Figure 1 | Genetics in Medicine

Figure 1

From: Next-generation carrier screening

Figure 1

Next-generation DNA sequencing workflow. Genomic DNA samples are input to a molecular inversion probe capture reaction. Each target (depicted by blue and orange regions) is captured by multiple probes that anneal to nonoverlapping genomic intervals. PCR is performed using primers containing patient-specific barcodes, yielding barcode libraries (turquoise and purple). Equal volumes of the libraries are pooled and enter the Illumina HiSeq high-throughput sequencing workflow. Following sequencing, reads enter either the alignment only (AO, left) or Genotyping by Assembly-Templated Alignment (GATA, right) analysis pipeline.
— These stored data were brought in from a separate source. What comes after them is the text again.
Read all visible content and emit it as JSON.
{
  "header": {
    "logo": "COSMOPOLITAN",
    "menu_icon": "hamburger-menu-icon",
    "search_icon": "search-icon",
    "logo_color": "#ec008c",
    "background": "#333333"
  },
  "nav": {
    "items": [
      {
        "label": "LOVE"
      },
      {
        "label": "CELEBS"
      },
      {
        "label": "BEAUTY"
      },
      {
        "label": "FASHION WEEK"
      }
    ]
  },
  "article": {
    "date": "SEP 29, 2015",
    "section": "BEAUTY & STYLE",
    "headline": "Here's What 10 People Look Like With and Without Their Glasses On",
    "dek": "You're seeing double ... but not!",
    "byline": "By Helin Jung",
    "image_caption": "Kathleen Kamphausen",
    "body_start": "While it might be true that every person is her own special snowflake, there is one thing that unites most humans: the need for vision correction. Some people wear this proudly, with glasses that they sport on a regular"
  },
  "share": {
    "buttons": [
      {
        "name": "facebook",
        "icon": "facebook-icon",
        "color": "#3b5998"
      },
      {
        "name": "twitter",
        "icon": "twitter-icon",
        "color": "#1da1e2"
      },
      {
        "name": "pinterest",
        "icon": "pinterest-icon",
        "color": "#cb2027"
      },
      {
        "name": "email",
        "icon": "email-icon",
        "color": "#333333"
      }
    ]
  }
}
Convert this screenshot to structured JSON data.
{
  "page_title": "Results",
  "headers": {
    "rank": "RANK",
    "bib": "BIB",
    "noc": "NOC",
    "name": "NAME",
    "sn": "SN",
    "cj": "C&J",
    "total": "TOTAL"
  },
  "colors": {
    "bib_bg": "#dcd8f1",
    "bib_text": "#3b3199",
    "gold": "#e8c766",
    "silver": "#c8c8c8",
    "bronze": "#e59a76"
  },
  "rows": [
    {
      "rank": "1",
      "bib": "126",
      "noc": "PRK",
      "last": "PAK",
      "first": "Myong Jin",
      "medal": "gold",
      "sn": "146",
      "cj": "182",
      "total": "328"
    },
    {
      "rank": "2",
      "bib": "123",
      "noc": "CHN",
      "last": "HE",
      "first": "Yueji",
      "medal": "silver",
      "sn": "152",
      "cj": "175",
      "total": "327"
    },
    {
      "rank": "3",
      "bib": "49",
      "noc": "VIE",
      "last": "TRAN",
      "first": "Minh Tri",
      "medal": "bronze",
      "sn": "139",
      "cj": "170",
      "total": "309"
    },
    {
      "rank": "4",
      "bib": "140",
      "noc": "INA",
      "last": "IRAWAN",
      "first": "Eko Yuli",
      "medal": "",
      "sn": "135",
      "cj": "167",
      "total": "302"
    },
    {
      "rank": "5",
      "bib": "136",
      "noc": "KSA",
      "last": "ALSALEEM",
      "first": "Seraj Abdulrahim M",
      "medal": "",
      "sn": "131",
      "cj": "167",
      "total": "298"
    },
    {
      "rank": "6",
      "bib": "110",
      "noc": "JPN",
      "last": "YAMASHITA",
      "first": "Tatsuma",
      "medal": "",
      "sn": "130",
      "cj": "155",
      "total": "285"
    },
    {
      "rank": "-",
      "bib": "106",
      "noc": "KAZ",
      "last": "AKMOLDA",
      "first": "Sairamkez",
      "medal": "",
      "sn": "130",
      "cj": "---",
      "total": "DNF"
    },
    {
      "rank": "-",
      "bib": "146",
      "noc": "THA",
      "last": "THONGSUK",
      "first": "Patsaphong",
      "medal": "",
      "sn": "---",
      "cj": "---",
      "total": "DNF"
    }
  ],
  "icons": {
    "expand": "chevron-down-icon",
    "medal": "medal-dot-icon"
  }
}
AO first partitions reads by sample molecular barcode, then in parallel for all samples performs short-read alignment, base-quality recalibration, realignment around putative indels, and genotyping. GATA partitions reads first by sample molecular barcode, then by target. Reads are assembled into contiguous sequences (contigs) that are then aligned to the reference genome. Raw reads are then aligned to the contigs, and raw-read mapping and variant information relative to the reference are determined using reference-contig and read-contig alignments. Finally, base-quality score recalibration and genotyping are performed on the mapped, raw reads. gDNA, genomic DNA.